The scam of growth

Bhutan

I am working with the government of Bhutan to help the country become the world’s first wholly organic country. I am also working to redefine the economic paradigm to focus on the happiness (gross national happiness) and well being of its people and the health of its environment, instead of narrowly defined growth as gross domestic product.
Eighty per cent of Bhutan is forest. All streams and rivers are healthy and living. And this is a result of a conscious policy to protect nature and culture. From the local to the national level, policies are dedicated to “promotion of sustainable socio-economic development, preservation and promotion of culture and conservation of biodiversity in pursuit of a happy society”.
In the beautiful valley of Bumthang in central Bhutan, the government plans to set up a gross national happiness centre, and I have been invited to be on its executive council.
To reach the site of the centre, which is surrounded by protected conifer forests, we had to cross a gushing river in a basket on a rope bridge.
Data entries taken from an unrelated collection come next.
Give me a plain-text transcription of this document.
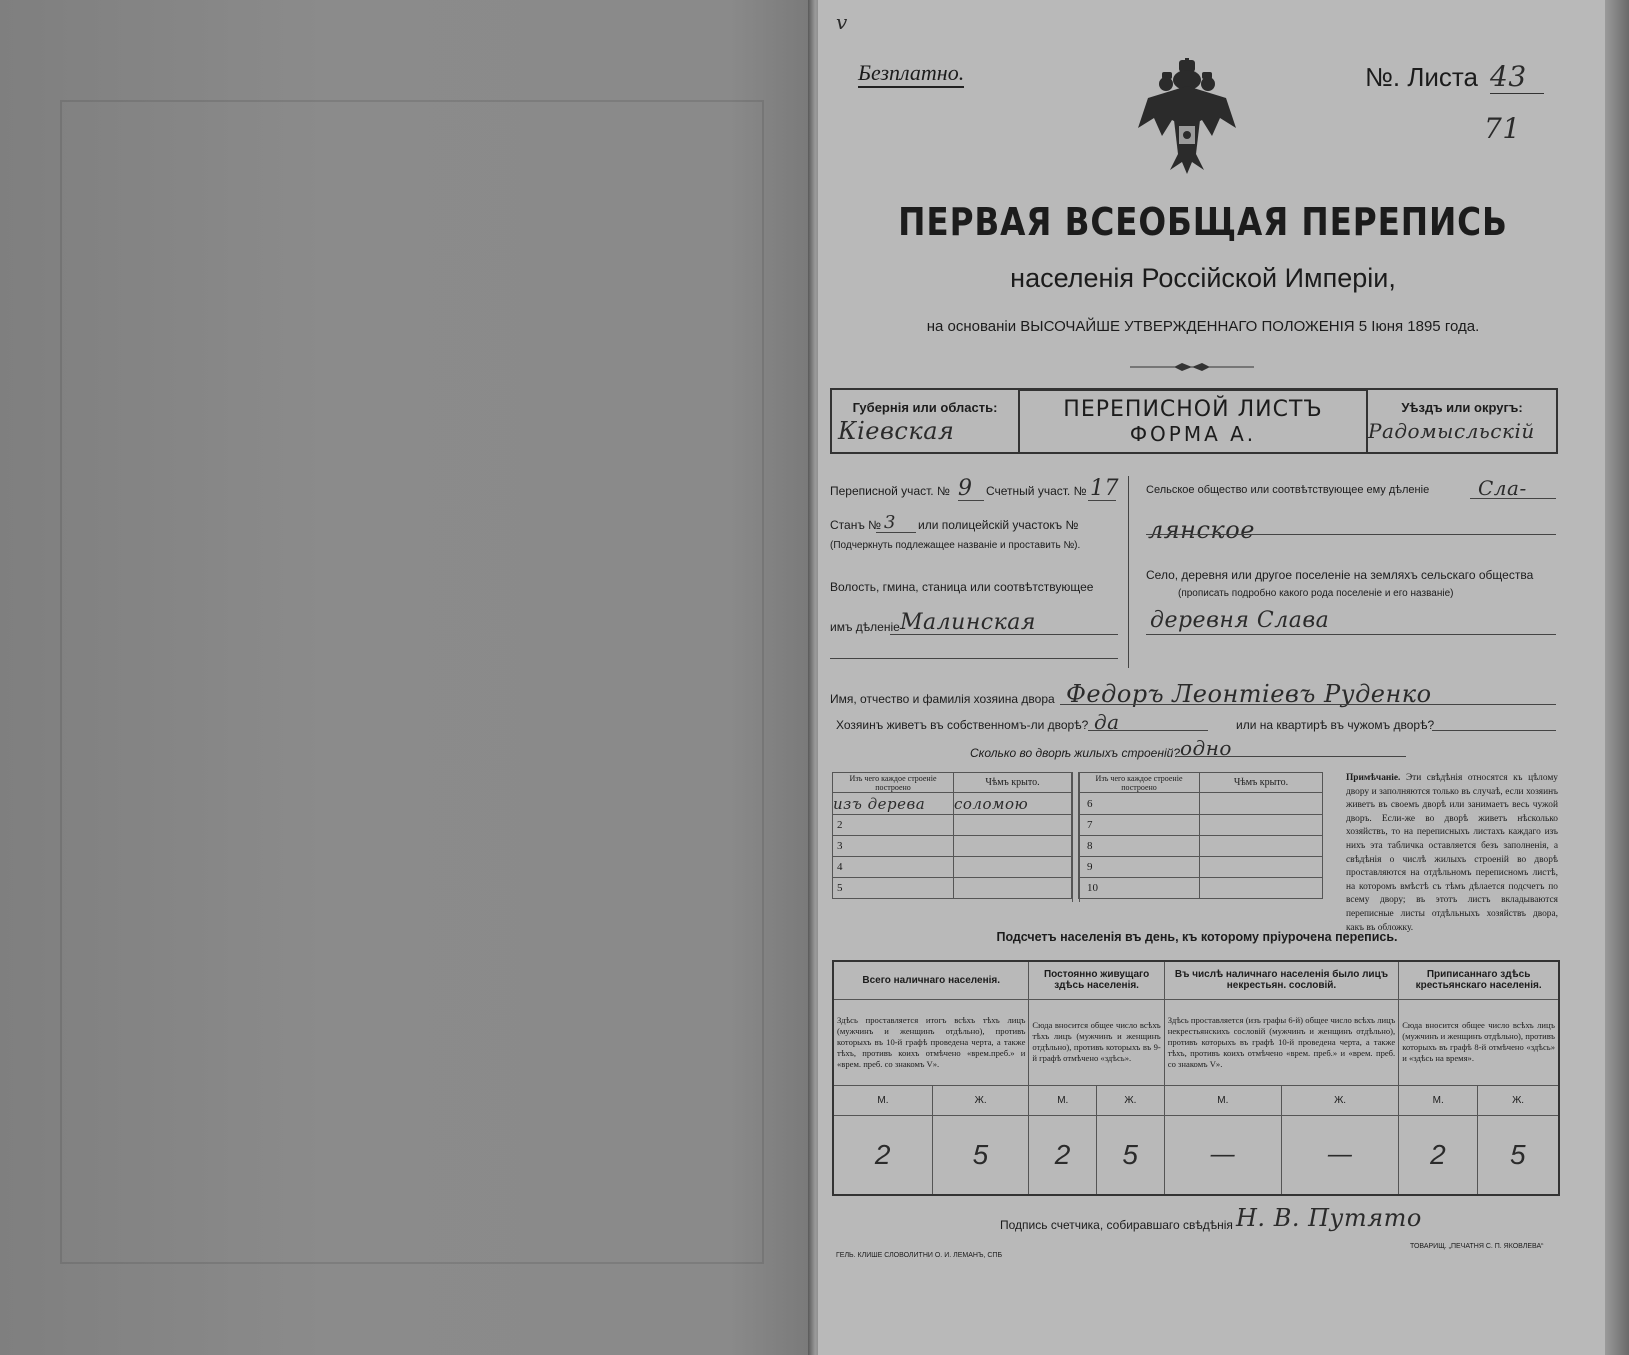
v
Безплатно.	№. Листа 43
71
ПЕРВАЯ ВСЕОБЩАЯ ПЕРЕПИСЬ
населенія Россійской Имперіи,
на основаніи ВЫСОЧАЙШЕ УТВЕРЖДЕННАГО ПОЛОЖЕНІЯ 5 Іюня 1895 года.
Губернія или область:
Кіевская
ПЕРЕПИСНОЙ ЛИСТЪ
ФОРМА А.
Уѣздъ или округъ:
Радомысльскій
Переписной участ. № 9 Счетный участ. № 17
Станъ № 3 или полицейскій участокъ №
(Подчеркнуть подлежащее названіе и проставить №).
Волость, гмина, станица или соотвѣтствующее
имъ дѣленіе Малинская
Сельское общество или соотвѣтствующее ему дѣленіе Сла-
лянское
Село, деревня или другое поселеніе на земляхъ сельскаго общества
(прописать подробно какого рода поселеніе и его названіе)
деревня Слава
Имя, отчество и фамилія хозяина двора Федоръ Леонтіевъ Руденко
Хозяинъ живетъ въ собственномъ-ли дворѣ? да	или на квартирѣ въ чужомъ дворѣ?
Сколько во дворѣ жилыхъ строеній? одно
Изъ чего каждое строеніе построено	Чѣмъ крыто.
изъ дерева	соломою
2	
3	
4	
5	
Изъ чего каждое строеніе построено	Чѣмъ крыто.
6	
7	
8	
9	
10	
Примѣчаніе. Эти свѣдѣнія относятся къ цѣлому двору и заполняются только въ случаѣ, если хозяинъ живетъ въ своемъ дворѣ или занимаетъ весь чужой дворъ. Если-же во дворѣ живетъ нѣсколько хозяйствъ, то на переписныхъ листахъ каждаго изъ нихъ эта табличка оставляется безъ заполненія, а свѣдѣнія о числѣ жилыхъ строеній во дворѣ проставляются на отдѣльномъ переписномъ листѣ, на которомъ вмѣстѣ съ тѣмъ дѣлается подсчетъ по всему двору; въ этотъ листъ вкладываются переписные листы отдѣльныхъ хозяйствъ двора, какъ въ обложку.
Подсчетъ населенія въ день, къ которому пріурочена перепись.
Всего наличнаго населенія.		Постоянно живущаго здѣсь населенія.		Въ числѣ наличнаго населенія было лицъ некрестьян. сословій.		Приписаннаго здѣсь крестьянскаго населенія.	
Здѣсь проставляется итогъ всѣхъ тѣхъ лицъ (мужчинъ и женщинъ отдѣльно), противъ которыхъ въ 10-й графѣ проведена черта, а также тѣхъ, противъ коихъ отмѣчено «врем.преб.» и «врем. преб. со знакомъ V».		Сюда вносится общее число всѣхъ тѣхъ лицъ (мужчинъ и женщинъ отдѣльно), противъ которыхъ въ 9-й графѣ отмѣчено «здѣсь».		Здѣсь проставляется (изъ графы 6-й) общее число всѣхъ лицъ некрестьянскихъ сословій (мужчинъ и женщинъ отдѣльно), противъ которыхъ въ графѣ 10-й проведена черта, а также тѣхъ, противъ коихъ отмѣчено «врем. преб.» и «врем. преб. со знакомъ V».		Сюда вносится общее число всѣхъ лицъ (мужчинъ и женщинъ отдѣльно), противъ которыхъ въ графѣ 8-й отмѣчено «здѣсь» и «здѣсь на время».	
М.	Ж.	М.	Ж.	М.	Ж.	М.	Ж.
2	5	2	5	—	—	2	5
Подпись счетчика, собиравшаго свѣдѣнія Н. В. Путято
ГЕЛЬ. КЛИШЕ СЛОВОЛИТНИ О. И. ЛЕМАНЪ, СПБ
ТОВАРИЩ. „ПЕЧАТНЯ С. П. ЯКОВЛЕВА“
The forests and rivers took me back to my childhood in Garhwal and Kumaon where my father served as a forest conservator, and we trekked across the Himalayas through healthy forests and gushing rivers and streams. I could not have imagined as a child that our precious forests and rivers, which have sustained us through the centuries, would disappear in my lifetime because we would blindly start chasing a mirage of growth.
Forty years ago, the women of Garhwal stood up for their forests and started the Chipko Movement. They said that the real gifts of the forests were soil, water and pure air, not timbre, resin and revenue. After the 1978 floods, the government was forced to recognise that the costs of deforestation in terms of floods was much higher than the revenues collected from logging. In 1981, a ban was imposed on logging above 1,000 metres in the Ganga catchments.
In 1982, the ministry of environment asked us to do a study on the ecological impact of mining in the Doon Valley. In 20 years of mining, I had watched our streams and rivers disappear.
Our study showed that the limestone left in the mountains contributed more to the economy than its extraction through mining, because limestone is an aquifer and holds water in its cavities and caves. Friends of the Doon Valley mobilised the citizens and in 1983, the Supreme Court ordered the closure of the limestone mines and all the polluting industries dependent on it. The Doon Valley was declared an ecologically sensitive zone and a green valley.
Thirty years later, in violation of all laws, the chief minister of Uttarakhand, Vijay Bahuguna, signed an MoU with Coca Cola to set up a plant in village Charba. Wherever Coca Cola goes, it brings famine and pollution. This was the case in Plachimada in Kerala, where women started a movement and shut down the Coca Cola plant. Similar is the case in Mehdiganj near Varanasi. Each plant uses 1.5-2 million litres of water per day. This can create scarcity in the most water abundant region. On May 29, 2013, citizens from across India and the Doon Valley joined a solidarity rally of the Charba community to stop the Coca Cola plant.
Today, our forests and rivers are dying. And as a society, we don’t seem to care even though every community whose land, forests and water are being grabbed are rising in revolt. It is probably the biggest ecological movement in our history.
Tagore had called Indian civilisation “Aranya Sanskriti” and distinguished us from the Western industrial societies based on brick and mortar. But the economic and political powers that be do not think twice about chopping down forests for mines and concrete jungles.
When the protector becomes the predator, how can India’s forests survive?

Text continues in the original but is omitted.